Been playing some games recently to fill up my time, other than just sitting there idle and thinking too much about stuff and all. Books are fine, good actually, but too much reading tends to build up boredom too. Same goes to jamming around with the guitar or hanging out in the shopping malls. Guess dat everything should be done in moderation, and I'm dissapointed that I'm not working during this short break.
But games have it's upsides too. During dinner with mom in ss2, I thought what would happen if our lives are like games. Hackable, reloadable and saveable? Perhaps, we can throw in some cheat modes and some trainers. Sometimes, I do wish I could turn back the hands of time, and do things a whole lot differently for that matter. Perhaps it's all about regrets, about seeing life pass me by as I try to seize on to it. I'm living too much in the past, no?
And then, yet again, what if we've everything we want in life, given to us a just a mere thought of it? Like God's a Santa Claus and we've unlimited wishes? Doesn't that just happen in fairy tales? And what if God really gives us our every wish and wants? Would our lives be useful to God? Imagine being born with a silver spoon in your mouth, not having to work or worry, but to play all day. Wouldn't the fun take it's toll and be boring after awhile? I guess I'm just asking too many questions here I can't answer.
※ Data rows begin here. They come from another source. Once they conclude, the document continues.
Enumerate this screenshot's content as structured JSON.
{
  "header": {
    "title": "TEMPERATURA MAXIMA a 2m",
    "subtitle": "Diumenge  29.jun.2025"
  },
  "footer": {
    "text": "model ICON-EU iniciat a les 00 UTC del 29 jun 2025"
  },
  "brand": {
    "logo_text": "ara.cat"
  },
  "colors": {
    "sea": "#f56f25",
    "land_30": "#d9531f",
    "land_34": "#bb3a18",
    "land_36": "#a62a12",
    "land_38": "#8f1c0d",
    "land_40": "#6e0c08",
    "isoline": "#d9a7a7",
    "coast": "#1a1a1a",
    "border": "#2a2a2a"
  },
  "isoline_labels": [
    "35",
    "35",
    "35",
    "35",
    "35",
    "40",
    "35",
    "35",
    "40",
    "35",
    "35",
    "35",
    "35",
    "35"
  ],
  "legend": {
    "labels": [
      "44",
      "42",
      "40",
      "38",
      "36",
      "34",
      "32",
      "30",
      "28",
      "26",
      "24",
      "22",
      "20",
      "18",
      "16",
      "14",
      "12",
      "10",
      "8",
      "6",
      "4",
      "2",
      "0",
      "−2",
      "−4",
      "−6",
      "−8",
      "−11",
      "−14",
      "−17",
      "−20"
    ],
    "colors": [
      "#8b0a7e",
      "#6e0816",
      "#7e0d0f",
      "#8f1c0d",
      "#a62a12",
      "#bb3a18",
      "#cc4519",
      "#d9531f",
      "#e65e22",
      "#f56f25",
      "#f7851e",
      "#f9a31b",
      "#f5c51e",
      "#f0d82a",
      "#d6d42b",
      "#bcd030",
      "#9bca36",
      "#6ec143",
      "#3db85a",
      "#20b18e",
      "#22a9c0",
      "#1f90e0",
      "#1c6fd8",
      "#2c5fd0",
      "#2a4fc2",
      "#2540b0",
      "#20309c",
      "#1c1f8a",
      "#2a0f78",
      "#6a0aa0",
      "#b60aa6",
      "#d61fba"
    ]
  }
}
I dunno, but one theme God's been telling me now is to trust Him. The devotionals I use, the passage of scripture in Acts that I've been doing continuously for the last few weeks, even the lunch I had with Hock after such a long time of not meeting up. Everything seems to be pointing in that direction. Trust, have faith that God knows best and believe He'll bring it to pass.
And as I write this, I feel vulnerable, lost and with a decision to make. Do I want to trust God, love God and do my best for His kingdom? At times I'm tempted not to go church anymore. Something keeps bugging me that the outside world's much more exciting with friendlier people to boot.
Heck, I can't believe at times I'm more interested to join the local Rotaract with Wei Hoong, an old friend from my secondary school, rather than running CrossRoadz, the youth and young adults I've helped set up. Am I the only one to think that we church people are sometimes too fake? With a mask and a smile on Sundays and after that, we go back to out lives?
I guess I'm longing for a genuine community instead of superficial ones. Those that talk surface level stuffs everytime they meet. But perhaps the community is halfway there, just a bit more to the way God wants it, I dunno. And would Rotaract clubs actually fulfil the need of friends in me? It's so hard when I think of all that.
Trust and faith. I guess we can only learn to grow in times of adversity. God did not leave the people comfortable in their homes in the times of Acts. Adversity drove them to further places, and as it did, it strengthened their faith and also helped push the Gospel to the outer boundaries of Europe. In comparison, many church members in nicely developed countries are Christians by name only. Perhaps the comfort they have made them lose focus on God?
Pray. Been on my knees these days as I don't quite grasp the magnitude or the things I'm going through. At times I feel like acting out in anger or frustration, but I know God has a better plan, a better way for us all.